Something, after all, must be done. At present, after all, we have a school drop-out rate unrivalled in the developed world.

For some, it will be seen as a discriminatory move, pushing the less aspirational children into vocational work at far too early an age. Really though, this is nonsense, a reflection of a pernicious attitude that is part of the problem. Somehow, the idea is nowadays that you are either a graduate, or you are thick.

No wonder children become discouraged at school so early on. What they need to know is that there is a middle ground, where practical common sense, and good organisational and people-skills, are as important as intelligence, and as conductive to a good living and community respect.

Instead, people have managed to come up with the idea that plumbers, hairdressers, electricians, and all sorts of artisan workers are somehow not terribly intelligent. They believe that everyone who is clever must go to university and everyone who is not must acquire a skill.

Actually, what we need is a lot more crossover. The skills gap is real, and it can be plugged to a good extent. But it cannot be plugged completely.

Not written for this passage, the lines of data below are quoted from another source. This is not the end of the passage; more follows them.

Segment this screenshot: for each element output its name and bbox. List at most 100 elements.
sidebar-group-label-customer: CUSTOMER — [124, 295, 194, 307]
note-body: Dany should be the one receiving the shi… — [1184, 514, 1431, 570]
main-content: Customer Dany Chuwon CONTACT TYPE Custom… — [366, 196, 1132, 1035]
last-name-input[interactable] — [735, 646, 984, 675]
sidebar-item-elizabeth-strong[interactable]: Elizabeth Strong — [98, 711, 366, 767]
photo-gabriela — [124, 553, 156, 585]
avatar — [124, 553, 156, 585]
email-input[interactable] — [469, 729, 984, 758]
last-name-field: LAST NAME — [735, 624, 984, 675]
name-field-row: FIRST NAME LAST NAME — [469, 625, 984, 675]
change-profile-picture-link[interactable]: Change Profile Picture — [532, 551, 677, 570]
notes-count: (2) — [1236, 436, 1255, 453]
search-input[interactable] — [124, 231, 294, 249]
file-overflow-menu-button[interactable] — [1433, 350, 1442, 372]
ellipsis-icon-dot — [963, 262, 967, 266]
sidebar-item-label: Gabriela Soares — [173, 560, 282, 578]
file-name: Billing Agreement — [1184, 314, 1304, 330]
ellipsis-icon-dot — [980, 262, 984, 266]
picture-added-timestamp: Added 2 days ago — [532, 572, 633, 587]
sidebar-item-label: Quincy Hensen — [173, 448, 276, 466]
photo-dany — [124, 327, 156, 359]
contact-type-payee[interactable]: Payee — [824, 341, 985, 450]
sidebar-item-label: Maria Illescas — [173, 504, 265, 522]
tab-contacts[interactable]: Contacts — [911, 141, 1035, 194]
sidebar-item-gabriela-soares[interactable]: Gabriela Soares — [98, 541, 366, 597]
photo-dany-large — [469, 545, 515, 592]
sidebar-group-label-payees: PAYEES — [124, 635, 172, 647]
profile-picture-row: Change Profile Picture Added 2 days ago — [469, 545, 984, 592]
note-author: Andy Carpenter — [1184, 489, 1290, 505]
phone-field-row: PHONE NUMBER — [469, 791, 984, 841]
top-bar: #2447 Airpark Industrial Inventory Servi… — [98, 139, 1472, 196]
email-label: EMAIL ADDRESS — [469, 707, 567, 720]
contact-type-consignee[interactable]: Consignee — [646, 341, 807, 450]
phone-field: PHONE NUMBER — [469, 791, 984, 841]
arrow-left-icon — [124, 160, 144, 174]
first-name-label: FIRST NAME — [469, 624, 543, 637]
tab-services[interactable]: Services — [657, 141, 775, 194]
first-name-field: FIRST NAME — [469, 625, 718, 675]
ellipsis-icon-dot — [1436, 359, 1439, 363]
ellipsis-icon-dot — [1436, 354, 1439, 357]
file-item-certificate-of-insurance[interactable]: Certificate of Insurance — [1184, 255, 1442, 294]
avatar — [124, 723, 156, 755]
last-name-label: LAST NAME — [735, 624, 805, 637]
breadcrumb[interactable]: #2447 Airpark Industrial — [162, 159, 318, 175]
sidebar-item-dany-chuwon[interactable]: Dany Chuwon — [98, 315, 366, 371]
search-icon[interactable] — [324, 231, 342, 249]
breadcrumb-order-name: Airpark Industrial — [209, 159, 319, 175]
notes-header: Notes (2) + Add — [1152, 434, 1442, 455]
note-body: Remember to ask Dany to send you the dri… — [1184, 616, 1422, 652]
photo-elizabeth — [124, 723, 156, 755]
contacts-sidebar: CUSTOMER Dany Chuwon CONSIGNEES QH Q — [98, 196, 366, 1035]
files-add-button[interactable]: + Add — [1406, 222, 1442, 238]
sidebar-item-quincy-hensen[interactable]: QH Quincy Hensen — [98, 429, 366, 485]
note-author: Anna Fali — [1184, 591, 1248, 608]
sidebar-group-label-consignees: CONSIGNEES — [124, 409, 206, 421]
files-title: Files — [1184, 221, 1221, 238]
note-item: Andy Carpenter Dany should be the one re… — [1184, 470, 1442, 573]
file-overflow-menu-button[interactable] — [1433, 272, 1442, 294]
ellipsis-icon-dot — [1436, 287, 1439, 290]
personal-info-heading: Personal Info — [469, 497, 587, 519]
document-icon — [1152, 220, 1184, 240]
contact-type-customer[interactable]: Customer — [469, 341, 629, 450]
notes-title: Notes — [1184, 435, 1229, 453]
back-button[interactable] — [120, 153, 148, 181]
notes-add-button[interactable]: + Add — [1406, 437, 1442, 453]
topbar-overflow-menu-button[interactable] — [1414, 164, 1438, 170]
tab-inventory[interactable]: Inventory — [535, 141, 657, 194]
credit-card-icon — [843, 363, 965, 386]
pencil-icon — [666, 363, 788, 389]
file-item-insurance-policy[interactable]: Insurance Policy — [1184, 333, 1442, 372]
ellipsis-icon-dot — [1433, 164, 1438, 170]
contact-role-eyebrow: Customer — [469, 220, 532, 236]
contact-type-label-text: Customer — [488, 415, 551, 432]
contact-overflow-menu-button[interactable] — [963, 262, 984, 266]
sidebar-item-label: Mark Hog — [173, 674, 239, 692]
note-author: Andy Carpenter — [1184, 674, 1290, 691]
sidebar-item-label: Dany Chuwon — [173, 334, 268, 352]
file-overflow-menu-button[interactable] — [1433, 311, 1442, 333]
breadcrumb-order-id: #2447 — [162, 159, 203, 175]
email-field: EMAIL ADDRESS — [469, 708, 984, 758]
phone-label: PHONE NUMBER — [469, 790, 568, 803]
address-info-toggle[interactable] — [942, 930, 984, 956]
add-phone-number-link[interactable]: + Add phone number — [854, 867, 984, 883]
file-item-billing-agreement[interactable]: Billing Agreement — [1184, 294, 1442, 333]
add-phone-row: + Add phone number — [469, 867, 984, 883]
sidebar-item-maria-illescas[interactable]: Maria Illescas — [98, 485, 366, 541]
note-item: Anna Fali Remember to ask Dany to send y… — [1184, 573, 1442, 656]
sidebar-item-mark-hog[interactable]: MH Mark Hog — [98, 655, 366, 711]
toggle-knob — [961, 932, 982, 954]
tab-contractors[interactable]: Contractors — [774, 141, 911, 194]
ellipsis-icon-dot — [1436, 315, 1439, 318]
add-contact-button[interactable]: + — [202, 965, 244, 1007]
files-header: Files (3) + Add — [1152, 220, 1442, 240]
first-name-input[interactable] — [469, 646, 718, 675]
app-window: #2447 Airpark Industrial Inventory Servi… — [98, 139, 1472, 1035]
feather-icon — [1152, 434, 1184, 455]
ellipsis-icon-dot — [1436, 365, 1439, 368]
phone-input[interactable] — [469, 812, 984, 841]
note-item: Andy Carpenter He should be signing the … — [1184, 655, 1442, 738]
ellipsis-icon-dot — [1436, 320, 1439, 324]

The move to a service economy in Britain does not necessarily suit the division of talents we offer as a population. The fact is that as more and more people go on to higher education, others cannot be expected indefinitely to move up and into the jobs that the clever members of the working class once did.

Sometimes people are so unskilled - even socially - that they can't even be employed to sweep up hair clippings and smile nicely at customers. Junior apprenticeships are a partial solution, but the idea that they will mop up the unintelligent is wrong.